To be fair, Madkaikar is not the only one who has clung to power despite ill health while being unable to function in a public capacity. There was former MLA of Mapusa, the late Francis D’Souza, who clung to his position. It was common knowledge to his constituents in Mapusa that D’Souza would frequently be away for treatment. The former CM, the late Manohar Parrikar, is, of course, the most recent example of clinging to power as the CM. In Parrikar’s case, the BJP and the Chief Minister’s Office went on a propaganda blitzkrieg to convince all that the CM was in good health.
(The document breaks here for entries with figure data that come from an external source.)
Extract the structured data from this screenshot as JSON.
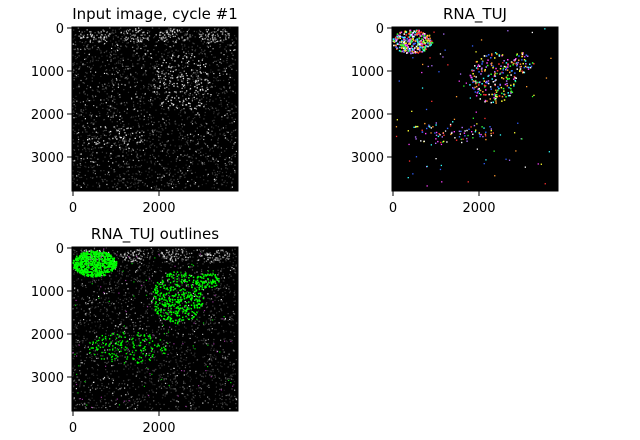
{
  "figure": {
    "background": "#ffffff",
    "panels": [
      {
        "id": "input",
        "title": "Input image, cycle #1",
        "style": "grayscale",
        "colors": {
          "background": "#000000",
          "foreground": "#ffffff"
        },
        "y_ticks": [
          "0",
          "1000",
          "2000",
          "3000"
        ],
        "x_ticks": [
          "0",
          "2000"
        ]
      },
      {
        "id": "rna",
        "title": "RNA_TUJ",
        "style": "labels",
        "colors": {
          "background": "#000000",
          "palette": [
            "#ff3030",
            "#30ff30",
            "#3060ff",
            "#ffff30",
            "#ff40ff",
            "#30ffff",
            "#ff9a30",
            "#ffffff",
            "#b070ff"
          ]
        },
        "y_ticks": [
          "0",
          "1000",
          "2000",
          "3000"
        ],
        "x_ticks": [
          "0",
          "2000"
        ]
      },
      {
        "id": "outlines",
        "title": "RNA_TUJ outlines",
        "style": "overlay",
        "colors": {
          "background": "#000000",
          "outline": "#00ff00",
          "secondary": "#c040c0"
        },
        "y_ticks": [
          "0",
          "1000",
          "2000",
          "3000"
        ],
        "x_ticks": [
          "0",
          "2000"
        ]
      }
    ]
  }
}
In the farce that is contemporary Goan politics, Madkaikar’s public appearance at the floor test showed the BJP government in poor light. There was simply no able second-rung leadership—a comment oft repeated following Parrikar’s demise as well. Surely, the people of Goa deserve better. Especially since the in-fighting amongst various elected representatives has plunged Goa into an uncertain political future while the destruction of its people and landscape, initiated by various governments, both present and previous, is continuing unabated.

The lack of substitute leadership stems from the fact that Goan politicians jealously cultivate their own cult. They make themselves apparently indispensable to the voters as well as their followers. Many political commentators have stressed that Parrikar was the one who cultivated a cult following for himself more than anyone else. Parrikar’s close friend and mentor, Subhash Velingkar was one of the commentators who gives the best insight into Parrikar’s functioning. Reflecting on Parrikar’s political career, Velingkar noted to a local news channel that Parrikar was “dictatorial” by nature. He was often unable to work with the rest of the leadership in his party.
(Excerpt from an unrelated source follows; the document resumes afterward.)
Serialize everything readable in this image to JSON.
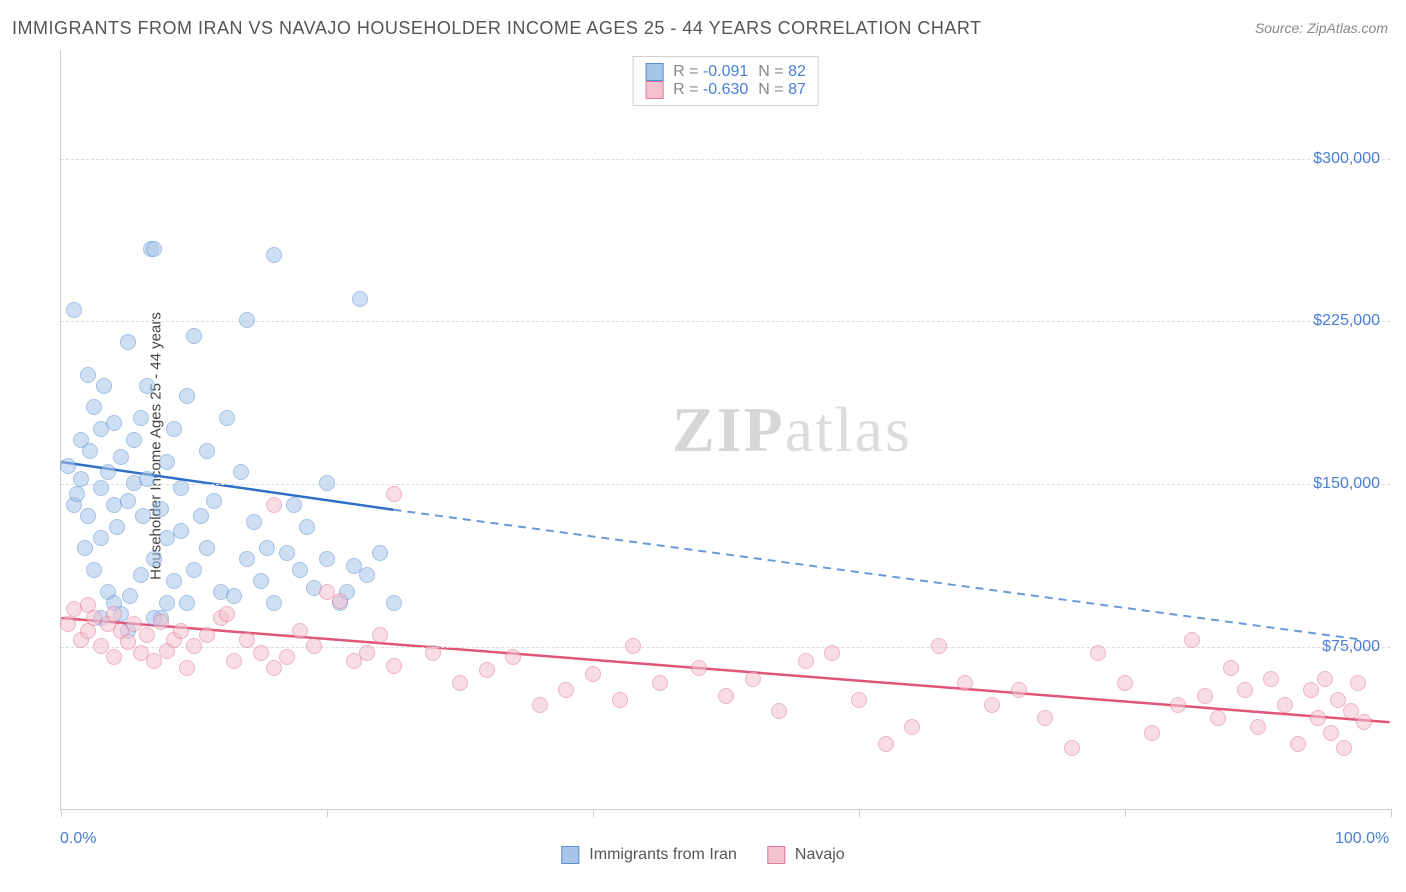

Velingkar and many other commentators allude to the ‘cult of the personality’—a figure like the kings and queens of olden times—in Parrikar’s functioning and rise to power. In fact, all politics in Goa operates through the ‘cult of the personality’. The constituent or the voter is expected to be beholden to the politician in a patron-client relationship, while in a democracy such a relationship is theoretically and legally not necessary. Parrikar, though the best example, is not the only one who assiduously cultivated his own cult. Others, like Madkaikar too, cultivated their own cults.
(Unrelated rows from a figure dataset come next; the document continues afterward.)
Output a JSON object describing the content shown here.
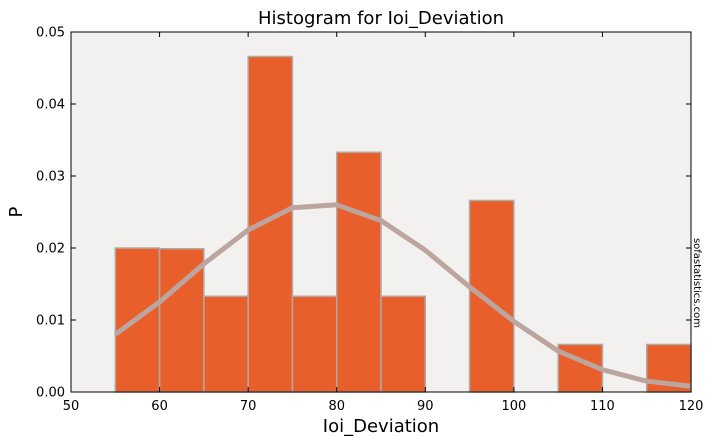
{
  "chart_data": {
    "type": "bar",
    "title": "Histogram for Ioi_Deviation",
    "xlabel": "Ioi_Deviation",
    "ylabel": "P",
    "xlim": [
      50,
      120
    ],
    "ylim": [
      0,
      0.05
    ],
    "xticks": [
      50,
      60,
      70,
      80,
      90,
      100,
      110,
      120
    ],
    "yticks": [
      0.0,
      0.01,
      0.02,
      0.03,
      0.04,
      0.05
    ],
    "xtick_labels": [
      "50",
      "60",
      "70",
      "80",
      "90",
      "100",
      "110",
      "120"
    ],
    "ytick_labels": [
      "0.00",
      "0.01",
      "0.02",
      "0.03",
      "0.04",
      "0.05"
    ],
    "grid": false,
    "bins": [
      {
        "start": 55,
        "end": 60,
        "value": 0.02
      },
      {
        "start": 60,
        "end": 65,
        "value": 0.0199
      },
      {
        "start": 65,
        "end": 70,
        "value": 0.0133
      },
      {
        "start": 70,
        "end": 75,
        "value": 0.0466
      },
      {
        "start": 75,
        "end": 80,
        "value": 0.0133
      },
      {
        "start": 80,
        "end": 85,
        "value": 0.0333
      },
      {
        "start": 85,
        "end": 90,
        "value": 0.0133
      },
      {
        "start": 90,
        "end": 95,
        "value": 0.0
      },
      {
        "start": 95,
        "end": 100,
        "value": 0.0266
      },
      {
        "start": 100,
        "end": 105,
        "value": 0.0
      },
      {
        "start": 105,
        "end": 110,
        "value": 0.0066
      },
      {
        "start": 110,
        "end": 115,
        "value": 0.0
      },
      {
        "start": 115,
        "end": 120,
        "value": 0.0066
      }
    ],
    "curve": {
      "x": [
        55,
        60,
        65,
        70,
        75,
        80,
        85,
        90,
        95,
        100,
        105,
        110,
        115,
        120
      ],
      "y": [
        0.008,
        0.0125,
        0.0178,
        0.0225,
        0.0256,
        0.026,
        0.0238,
        0.0197,
        0.0146,
        0.0098,
        0.0057,
        0.0031,
        0.0015,
        0.0008
      ]
    },
    "watermark": "sofastatistics.com",
    "colors": {
      "bar_fill": "#e95f2b",
      "bar_edge": "#b0aaa5",
      "plot_bg": "#f2f1f0",
      "curve": "#bba59e",
      "axis": "#000000"
    }
  }
}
Whether driven by naked ambition, a greed for power, the persistence of their supporters, or social circumstances, politicians like D’Souza, Madkaikar, and Parrikar enable and sustain a politics of the ‘cult of the personality’. This leaves truly little room for efficient leadership to emerge and thrive. Rather than having leaders who lead, we only have rulers who want power and nothing but power. These rulers, in fact, serve those who fund their campaigns more than the people who vote for them. As such the most important function of democratic politics—to govern society efficiently and look after the welfare of each of its members—becomes a marginal issue in the grand scheme of cutthroat power struggles.

Think about Parrikar’s compromises with the casino and mining companies which have almost destroyed the rivers and forests and think also about his belief in Hindutva which has furthered the already existing social and communal fractures in Goan society. To think, then, of Parrikar’s legacy as an indispensable leader and cult figure is to realize the damage done by cult figures to the social fabric, culture, environment, and polity.

One of the reasons why the ‘cult of the personality’ marks our electoral politics is because our society is fundamentally stratified by caste and class. The severely stratified society makes it easier for politicians from dominant groups to become godfathers to leaders from the Bahujan underclass. The leaders from the Bahujan underclass find it difficult to rise and survive unless they compromise with the agendas of their groups. The result is dismal for a democratic polity: subaltern groups are further marginalized and minoritized simultaneously with environmental and cultural destruction.

In life and in death, the careers and legacies of politicians have lasting scars on the landscape, the culture of the land, and the future of the polity.